Have one for the big stuff, but just wanted to see if I can get a better rate without him.
Hmmm… this is interesting. I believe Australia is being positioned to duplicate (but on a smaller scale) the US styled ‘Inflation Reduction Act (IRA)’.
For info; IRA is one of the largest investments in the American economy, energy security, and climate that Congress has made in the nation’s history.
Pretty epic sell-off in share markets.
Japan down 10%.
Korea down 8%.
Currently, looks like it will continue into US session.
The asx has been on a tear for the past year. Its about time there was a little capitulation. Just wonder how long this will last?
A long time.
It looks a bit like the AUD flash-crashed down 2%…about an hour ago?..some funny stuff happening:
Maybe this is all Japan-related. The Yen is rising, and offshore investments are being repatriated with urgency…so Korean/Taiwan tech stocks are being dumped…AUD equities dumped specifically on our 4pm market-close, and that drove the AUD down?
Hmmm…this panic started in the US late Friday because a report released then has the US job market growth slowing down (but its still heading upwards).
Also, as mentioned above, Japan has a rising yen, which has caused a lot of unwinding of popular bond positions.
I assume once the dust eventually settles there will be some good buying opportunities on the ASX? A buy the dip opportunity or two. Will be worth trying to fund a few low hanging fruit buys once this correction settles down somewhat.
It’s the reverse carry trade. Lots of leverage in 0% interest Yen debt reinvested in US treasuries and risk asserts. The BOJ lifted rates to deal with domestic inflation which has unwound many of these trades. Lots of forced selling, unsure how big it will be.
Buffett pulled out 100bn?! Yikes.
The articles are saying that the US is headed to a recession - for those (me) that don’t know how this works, what are the impacts for Australia?
Cooked super funds, less people retiring.
Higher energy prices.
To name a few
There is always volatility around rate changes. A couple of months ago there was a very mixed view on when the first US rate cut would come, then consensus moved to September and now the market is pricing a 60% chance of an emergency rate cut before then.
As others have said, the Yen carry trade unwind is very big. Use of options, particularly one day expiry has sky rocketed which also adds to volatility. The jobs data was bad and the ISM highlighted ongoing US manufacturing issues.
But… jobs data was weather related so should bounce back, US multiples are now cheapish (assuming earnings hold up)… so soft landing still the dominate narrative…
… but Iran / Israel war?
UD election mess?
AI capex before revenue
All making for more volatility and taking the focus on earnings which have been ok
My amateurish understanding…
In the US:
- Interest rates have been high for a while, like applying an economic brake.
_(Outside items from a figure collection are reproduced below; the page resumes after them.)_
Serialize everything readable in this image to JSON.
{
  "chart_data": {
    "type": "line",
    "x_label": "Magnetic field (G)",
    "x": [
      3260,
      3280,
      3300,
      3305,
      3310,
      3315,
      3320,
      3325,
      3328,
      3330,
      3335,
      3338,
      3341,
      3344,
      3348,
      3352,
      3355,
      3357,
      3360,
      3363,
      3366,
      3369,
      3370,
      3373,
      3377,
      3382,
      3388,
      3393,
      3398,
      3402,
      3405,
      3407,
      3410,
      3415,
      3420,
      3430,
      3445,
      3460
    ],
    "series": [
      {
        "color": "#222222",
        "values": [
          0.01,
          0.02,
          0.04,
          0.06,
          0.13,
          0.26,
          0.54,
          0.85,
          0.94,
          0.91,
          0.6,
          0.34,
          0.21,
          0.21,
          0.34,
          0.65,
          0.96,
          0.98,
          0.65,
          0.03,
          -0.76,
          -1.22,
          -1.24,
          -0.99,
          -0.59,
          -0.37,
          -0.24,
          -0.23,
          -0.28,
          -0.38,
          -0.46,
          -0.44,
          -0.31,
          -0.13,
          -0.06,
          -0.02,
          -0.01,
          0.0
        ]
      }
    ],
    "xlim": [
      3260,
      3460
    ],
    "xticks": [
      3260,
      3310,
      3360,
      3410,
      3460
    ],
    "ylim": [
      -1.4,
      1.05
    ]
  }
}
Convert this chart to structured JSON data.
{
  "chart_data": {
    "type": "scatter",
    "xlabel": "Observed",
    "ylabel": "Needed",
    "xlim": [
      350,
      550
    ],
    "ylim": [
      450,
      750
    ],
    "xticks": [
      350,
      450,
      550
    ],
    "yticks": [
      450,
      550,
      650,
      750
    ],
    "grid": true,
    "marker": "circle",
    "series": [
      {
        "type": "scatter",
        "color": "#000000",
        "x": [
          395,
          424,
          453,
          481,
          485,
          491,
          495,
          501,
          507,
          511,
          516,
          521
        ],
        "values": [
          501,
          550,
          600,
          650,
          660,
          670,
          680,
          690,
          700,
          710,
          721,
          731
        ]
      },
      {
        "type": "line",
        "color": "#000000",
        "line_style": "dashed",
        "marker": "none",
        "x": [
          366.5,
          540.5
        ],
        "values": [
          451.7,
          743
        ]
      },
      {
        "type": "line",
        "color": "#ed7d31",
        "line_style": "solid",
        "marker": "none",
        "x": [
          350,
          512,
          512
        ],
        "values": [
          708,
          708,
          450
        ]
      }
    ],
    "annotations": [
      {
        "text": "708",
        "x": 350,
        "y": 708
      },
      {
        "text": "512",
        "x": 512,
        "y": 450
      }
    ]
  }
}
It’s not a very effective brake in the US, because lots of households have existing mortgages fixed for 30 years…but new mortgages have slowed…so the brake is working. The economy appears to be slowing down, and employment weakening.
- Therefore, it is expected that the brake will now be released, by lowering interest rates…they’re currently 5.25-5.50%…at the next meeting in September they’re expected to drop to ~5.00%…and subsequently continue downwards:
The trajectory for Australia is similar:
- Our interest rates never got as high (currently 4.35%), but they are expected to come down:
- IMO…there is a little bit of extra heat in the Australian economy due to record immigration…plus state governments spending big on infrastructure projects…plus tax cuts…plus the NDIS money firehose…etc.
- IMO…Australia’s party music will stop if/when commodity prices decline further. It’s surprising that our most important commodity, iron ore, has held above US$100/t, considering China is amidst a major housing slowdown. Whenever that iron ore story happens, it will uniquely challenge Australia’s politicians about what they are going to do with their spending, when their income side has weakened:
Market opens flat.
BORING.
Is the potential outlook of a weaker USD good for Iron Ore prices.(driven by an expected cut in rates in the US). Coupled by Chinese government stimulus.
Seems like the fed is hawkish and doesnt want to feed a tech led hunger for debt or indebt households when employment may weaken.
That or there is an election and they are playing political games.(the pollies sure will be over there)
Strategic single sugar hit of a cut in September right before an election or a delay until after and further electorate pain.
And a rate cut is still effective there isnt it? Its not just for existing households in debt which maybe fixed. Someone is carrying that risk and wants rates lower.
Its also business, construction, debt heavy tech sector. Maybe their banking sector?